Monstros na escuridão

Esta manhã, estava eu a arquivar processos quando me vieram chamar. Primeiro, nem liguei e continuei com a minha tarefa que estava quase a acabar, mas a colega referiu que era a senhora do fatinho que estava à minha espera, e nesse instante, caíu-me tudo em cima: É agora. Acabou tudo. Comecei a suar estupidamente, dos sovacos, das mãos, e lembrei-me da cena dos gritos e dos seguranças a pôr a minha pessoa fora do edifício. Nem conseguia engolir, tinha a língua seca, um nó na garganta.

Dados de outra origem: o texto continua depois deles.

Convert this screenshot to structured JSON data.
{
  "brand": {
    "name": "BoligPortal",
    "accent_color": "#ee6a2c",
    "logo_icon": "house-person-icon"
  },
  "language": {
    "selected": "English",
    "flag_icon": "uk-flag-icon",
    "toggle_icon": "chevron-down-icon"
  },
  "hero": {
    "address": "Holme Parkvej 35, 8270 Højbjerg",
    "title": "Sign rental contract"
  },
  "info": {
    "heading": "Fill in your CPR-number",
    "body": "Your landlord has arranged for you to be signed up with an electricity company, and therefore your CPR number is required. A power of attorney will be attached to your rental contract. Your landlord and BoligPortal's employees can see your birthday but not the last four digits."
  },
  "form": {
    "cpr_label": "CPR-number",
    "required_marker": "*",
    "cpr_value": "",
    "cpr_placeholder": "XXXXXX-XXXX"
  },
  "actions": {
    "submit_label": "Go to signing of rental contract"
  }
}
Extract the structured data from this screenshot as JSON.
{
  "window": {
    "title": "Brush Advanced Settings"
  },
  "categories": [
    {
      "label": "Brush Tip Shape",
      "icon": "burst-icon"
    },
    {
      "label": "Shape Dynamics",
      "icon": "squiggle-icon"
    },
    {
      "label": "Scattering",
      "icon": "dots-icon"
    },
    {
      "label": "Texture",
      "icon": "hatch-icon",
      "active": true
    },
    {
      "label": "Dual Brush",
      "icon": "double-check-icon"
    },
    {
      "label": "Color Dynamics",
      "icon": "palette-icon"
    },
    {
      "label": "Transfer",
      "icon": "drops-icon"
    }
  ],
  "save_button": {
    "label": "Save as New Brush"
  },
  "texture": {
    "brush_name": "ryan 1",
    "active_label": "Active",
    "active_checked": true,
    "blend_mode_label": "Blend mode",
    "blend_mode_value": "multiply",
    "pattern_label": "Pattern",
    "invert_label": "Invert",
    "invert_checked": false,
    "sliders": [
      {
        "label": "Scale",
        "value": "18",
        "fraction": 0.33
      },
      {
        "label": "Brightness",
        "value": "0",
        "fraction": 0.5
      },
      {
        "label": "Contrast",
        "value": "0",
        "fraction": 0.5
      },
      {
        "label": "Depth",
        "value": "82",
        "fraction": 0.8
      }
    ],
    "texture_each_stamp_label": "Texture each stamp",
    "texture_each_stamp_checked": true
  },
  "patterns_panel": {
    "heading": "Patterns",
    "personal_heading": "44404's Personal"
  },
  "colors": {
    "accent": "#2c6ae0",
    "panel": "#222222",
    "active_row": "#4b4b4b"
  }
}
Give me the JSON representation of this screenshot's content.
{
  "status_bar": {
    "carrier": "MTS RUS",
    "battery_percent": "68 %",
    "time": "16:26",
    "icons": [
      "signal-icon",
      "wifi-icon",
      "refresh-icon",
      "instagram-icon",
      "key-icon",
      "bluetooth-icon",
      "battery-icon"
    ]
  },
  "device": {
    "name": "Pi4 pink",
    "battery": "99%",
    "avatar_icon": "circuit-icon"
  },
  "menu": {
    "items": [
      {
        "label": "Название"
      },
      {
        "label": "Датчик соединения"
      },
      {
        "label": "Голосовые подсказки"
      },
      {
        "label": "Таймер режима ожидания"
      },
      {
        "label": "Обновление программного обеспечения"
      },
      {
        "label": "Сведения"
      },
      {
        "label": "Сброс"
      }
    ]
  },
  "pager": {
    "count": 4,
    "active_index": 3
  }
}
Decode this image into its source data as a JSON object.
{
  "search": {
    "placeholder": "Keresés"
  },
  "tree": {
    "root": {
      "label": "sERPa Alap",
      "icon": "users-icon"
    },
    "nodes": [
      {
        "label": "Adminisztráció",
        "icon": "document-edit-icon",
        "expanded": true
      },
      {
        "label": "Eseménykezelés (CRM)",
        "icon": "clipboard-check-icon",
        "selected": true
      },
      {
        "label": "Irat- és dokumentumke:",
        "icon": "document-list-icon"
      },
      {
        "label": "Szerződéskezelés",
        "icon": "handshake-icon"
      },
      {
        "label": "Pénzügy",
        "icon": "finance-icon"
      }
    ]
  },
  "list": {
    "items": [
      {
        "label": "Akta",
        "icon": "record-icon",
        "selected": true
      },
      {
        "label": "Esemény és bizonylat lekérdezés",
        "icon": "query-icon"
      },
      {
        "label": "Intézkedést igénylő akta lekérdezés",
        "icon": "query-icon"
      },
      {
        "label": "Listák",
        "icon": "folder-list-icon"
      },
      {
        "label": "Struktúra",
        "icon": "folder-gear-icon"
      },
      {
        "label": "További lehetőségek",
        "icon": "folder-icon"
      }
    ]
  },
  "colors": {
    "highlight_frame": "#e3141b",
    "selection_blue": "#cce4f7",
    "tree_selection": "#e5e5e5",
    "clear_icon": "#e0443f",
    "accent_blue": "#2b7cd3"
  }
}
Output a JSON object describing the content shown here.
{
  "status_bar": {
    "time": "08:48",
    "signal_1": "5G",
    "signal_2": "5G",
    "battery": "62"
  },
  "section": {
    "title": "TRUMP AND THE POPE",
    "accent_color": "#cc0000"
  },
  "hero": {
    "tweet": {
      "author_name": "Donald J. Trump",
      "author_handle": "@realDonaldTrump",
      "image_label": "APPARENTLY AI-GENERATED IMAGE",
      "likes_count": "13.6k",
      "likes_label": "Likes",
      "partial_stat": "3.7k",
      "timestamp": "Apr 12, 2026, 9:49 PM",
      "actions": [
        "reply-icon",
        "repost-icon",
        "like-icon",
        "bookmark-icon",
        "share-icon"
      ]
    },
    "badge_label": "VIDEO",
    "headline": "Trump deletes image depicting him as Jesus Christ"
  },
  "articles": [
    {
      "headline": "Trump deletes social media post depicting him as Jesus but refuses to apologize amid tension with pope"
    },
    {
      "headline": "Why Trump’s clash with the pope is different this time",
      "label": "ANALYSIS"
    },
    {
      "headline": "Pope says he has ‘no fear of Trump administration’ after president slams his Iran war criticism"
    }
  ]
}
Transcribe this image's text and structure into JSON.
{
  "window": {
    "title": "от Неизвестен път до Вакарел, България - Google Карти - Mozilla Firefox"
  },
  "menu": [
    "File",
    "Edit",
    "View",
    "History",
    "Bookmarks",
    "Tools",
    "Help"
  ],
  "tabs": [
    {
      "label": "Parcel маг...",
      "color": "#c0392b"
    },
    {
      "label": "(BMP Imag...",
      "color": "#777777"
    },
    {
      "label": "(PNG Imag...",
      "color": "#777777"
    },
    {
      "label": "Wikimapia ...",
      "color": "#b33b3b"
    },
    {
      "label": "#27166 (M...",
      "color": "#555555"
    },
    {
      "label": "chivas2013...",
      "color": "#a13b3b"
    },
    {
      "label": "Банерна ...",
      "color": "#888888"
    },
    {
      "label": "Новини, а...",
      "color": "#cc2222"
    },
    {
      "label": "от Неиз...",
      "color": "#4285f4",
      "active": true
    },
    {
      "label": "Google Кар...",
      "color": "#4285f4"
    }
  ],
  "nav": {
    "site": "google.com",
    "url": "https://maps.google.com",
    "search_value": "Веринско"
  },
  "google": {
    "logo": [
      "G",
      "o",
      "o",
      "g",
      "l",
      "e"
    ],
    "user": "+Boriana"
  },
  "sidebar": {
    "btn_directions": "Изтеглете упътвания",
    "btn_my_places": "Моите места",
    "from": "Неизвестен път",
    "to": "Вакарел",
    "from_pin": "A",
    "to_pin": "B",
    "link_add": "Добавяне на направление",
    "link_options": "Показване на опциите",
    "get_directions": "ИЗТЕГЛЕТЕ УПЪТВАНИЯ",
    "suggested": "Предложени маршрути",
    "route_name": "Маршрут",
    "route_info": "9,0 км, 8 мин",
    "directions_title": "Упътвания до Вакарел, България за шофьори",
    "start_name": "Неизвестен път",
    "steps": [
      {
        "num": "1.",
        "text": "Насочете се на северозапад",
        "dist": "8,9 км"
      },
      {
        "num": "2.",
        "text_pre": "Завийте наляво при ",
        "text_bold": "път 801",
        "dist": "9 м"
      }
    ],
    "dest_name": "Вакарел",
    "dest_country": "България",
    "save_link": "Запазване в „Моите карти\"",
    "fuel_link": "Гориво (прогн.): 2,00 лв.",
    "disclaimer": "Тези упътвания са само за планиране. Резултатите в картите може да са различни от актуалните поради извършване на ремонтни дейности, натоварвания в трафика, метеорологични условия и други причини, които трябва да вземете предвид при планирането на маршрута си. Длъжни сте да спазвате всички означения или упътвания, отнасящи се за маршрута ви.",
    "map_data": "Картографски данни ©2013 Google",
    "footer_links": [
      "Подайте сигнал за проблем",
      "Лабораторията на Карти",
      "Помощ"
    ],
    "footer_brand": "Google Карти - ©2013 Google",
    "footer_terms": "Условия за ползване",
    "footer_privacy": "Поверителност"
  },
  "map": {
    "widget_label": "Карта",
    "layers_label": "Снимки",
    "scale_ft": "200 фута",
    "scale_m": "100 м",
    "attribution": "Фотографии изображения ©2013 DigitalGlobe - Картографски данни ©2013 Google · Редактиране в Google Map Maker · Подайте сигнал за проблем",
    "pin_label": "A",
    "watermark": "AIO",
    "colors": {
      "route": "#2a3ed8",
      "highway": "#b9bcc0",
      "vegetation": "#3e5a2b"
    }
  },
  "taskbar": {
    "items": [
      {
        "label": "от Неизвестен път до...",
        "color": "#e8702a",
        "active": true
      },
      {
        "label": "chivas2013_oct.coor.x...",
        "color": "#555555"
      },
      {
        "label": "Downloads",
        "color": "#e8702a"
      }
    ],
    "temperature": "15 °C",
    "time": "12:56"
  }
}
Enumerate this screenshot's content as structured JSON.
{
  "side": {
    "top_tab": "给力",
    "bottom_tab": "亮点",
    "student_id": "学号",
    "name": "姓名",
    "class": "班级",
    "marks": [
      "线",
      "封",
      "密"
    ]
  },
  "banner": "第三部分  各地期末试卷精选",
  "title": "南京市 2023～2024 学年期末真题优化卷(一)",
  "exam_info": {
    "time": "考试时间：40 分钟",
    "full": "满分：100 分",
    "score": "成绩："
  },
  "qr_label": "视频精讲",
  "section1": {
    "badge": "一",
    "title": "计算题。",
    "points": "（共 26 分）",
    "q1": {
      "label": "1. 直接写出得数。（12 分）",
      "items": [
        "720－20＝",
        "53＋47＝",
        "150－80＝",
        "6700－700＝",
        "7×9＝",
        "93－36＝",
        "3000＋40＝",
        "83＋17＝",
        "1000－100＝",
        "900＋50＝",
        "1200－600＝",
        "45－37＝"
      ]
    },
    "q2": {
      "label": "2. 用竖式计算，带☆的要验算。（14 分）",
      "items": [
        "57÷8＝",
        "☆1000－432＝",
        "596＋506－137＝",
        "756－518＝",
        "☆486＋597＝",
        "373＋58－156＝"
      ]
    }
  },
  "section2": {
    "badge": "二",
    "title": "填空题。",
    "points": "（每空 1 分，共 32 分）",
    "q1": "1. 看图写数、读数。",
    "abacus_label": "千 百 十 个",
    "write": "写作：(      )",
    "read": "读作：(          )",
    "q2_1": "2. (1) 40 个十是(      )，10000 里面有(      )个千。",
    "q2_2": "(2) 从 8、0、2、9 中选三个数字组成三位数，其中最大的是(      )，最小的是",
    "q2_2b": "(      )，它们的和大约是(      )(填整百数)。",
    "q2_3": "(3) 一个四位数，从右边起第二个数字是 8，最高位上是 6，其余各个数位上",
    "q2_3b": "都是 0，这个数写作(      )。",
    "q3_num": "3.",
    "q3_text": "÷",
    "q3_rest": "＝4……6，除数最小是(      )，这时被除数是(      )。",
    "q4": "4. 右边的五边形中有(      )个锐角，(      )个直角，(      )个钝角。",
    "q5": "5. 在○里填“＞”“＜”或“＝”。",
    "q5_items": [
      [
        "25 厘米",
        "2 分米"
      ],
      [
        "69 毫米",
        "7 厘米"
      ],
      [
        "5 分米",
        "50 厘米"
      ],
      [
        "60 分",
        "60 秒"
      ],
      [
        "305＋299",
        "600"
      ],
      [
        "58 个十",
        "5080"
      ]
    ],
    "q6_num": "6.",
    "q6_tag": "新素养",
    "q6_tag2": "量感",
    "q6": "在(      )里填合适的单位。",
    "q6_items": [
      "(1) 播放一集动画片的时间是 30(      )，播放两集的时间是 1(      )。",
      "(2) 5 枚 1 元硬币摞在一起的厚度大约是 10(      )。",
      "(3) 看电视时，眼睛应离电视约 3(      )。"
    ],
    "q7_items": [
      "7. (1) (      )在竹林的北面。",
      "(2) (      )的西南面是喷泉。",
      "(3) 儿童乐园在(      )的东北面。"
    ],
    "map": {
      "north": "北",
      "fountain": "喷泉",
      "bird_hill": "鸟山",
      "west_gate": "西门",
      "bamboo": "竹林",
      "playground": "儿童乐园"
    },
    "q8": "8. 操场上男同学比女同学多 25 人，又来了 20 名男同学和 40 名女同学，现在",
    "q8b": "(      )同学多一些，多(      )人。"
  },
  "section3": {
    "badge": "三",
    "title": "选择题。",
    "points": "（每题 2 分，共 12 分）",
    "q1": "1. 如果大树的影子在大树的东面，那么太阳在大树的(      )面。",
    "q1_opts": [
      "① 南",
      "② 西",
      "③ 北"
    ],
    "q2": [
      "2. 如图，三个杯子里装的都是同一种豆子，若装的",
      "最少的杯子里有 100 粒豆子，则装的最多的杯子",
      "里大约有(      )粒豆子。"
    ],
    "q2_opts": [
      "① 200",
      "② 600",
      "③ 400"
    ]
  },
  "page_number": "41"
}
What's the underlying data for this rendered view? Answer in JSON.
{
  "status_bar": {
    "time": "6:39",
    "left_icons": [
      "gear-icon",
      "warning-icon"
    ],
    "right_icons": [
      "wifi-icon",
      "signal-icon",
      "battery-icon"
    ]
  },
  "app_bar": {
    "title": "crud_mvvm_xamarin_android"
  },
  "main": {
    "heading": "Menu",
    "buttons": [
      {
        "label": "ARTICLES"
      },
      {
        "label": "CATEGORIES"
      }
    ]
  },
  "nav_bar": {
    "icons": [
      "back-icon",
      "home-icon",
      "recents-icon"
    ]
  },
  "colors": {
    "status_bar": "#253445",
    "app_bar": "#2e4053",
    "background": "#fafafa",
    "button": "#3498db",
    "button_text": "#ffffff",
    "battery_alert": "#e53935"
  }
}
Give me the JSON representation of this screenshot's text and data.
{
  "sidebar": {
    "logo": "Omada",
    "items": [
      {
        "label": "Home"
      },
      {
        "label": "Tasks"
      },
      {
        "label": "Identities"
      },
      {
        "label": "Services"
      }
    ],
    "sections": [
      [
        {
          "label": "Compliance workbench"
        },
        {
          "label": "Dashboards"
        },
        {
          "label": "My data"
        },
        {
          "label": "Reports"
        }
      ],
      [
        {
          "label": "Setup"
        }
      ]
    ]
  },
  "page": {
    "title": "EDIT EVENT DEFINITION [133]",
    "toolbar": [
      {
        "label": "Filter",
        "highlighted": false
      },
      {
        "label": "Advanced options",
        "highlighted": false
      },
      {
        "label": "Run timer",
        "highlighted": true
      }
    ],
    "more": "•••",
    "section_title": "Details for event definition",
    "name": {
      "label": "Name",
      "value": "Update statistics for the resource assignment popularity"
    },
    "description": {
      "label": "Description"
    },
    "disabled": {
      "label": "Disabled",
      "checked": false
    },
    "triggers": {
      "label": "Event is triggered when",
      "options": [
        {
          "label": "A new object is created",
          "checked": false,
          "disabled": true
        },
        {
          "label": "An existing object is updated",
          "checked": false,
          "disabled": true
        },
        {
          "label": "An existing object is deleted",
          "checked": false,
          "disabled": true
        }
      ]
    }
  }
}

Lá entrei, sentei-me e ela passou-me um montinho de papéis para a mão. Depois uma caneta, dizendo que era para assinar as três cópias. E eu a pensar que para me pôr no olho da rua não é preciso tanta papelada, só mesmo com estes malditos advogados. Li. Voltei a ler, não estava a perceber nada do que lía. E ela olhou para mim e deu-me os parabéns, que o meu trabalho era impecável e que a firma contava comigo pelo menos durante o tempo do contrato que agora assinava. Os seis meses de experiência não podiam ter sido melhores. Acho que não percebi. Então... e o sorriso cínico? A forma como me olhavam? Não é para me mandarem embora? Ai, estes monstros que eu inventei com o medo que tive... Que é que eu posso dizer?
 

Contratos, outra vez

Andava eu tão tranquila, tão descansada da minha vida, quando de repente me veio à cabeça que no fim deste mês acaba o meu contrato. É verdade que ninguém me disse nada ainda, nem demonstraram até agora estarem descontentes com o meu trabalho, mas também não mostraram o contrário, e nestas coisas de emprego, infelizmente, já tenho uma dose de má experiências em que tudo parece estar a correr às mil maravilhas e depois, rua! Talvez sejam macaquinhos na minha cabeça, mas acho que todos me olham com olhos piedosos, o que significa que vou mesmo ser corrida. Todos, menos a senhora do fatinho, claro. Essa anda com um sorriso estúpido cada vez que passa por mim, e já me apercebi que o tom em que me dá os bons-dias é cínico, o que significa que lhe deve estar a dar um gozo muito especial este meu sofrimento até aos últimos dias. A vida no contrato, o futuro a prazo, num tempo contadinho, é isto que tem sido a minha história, a minha verdade.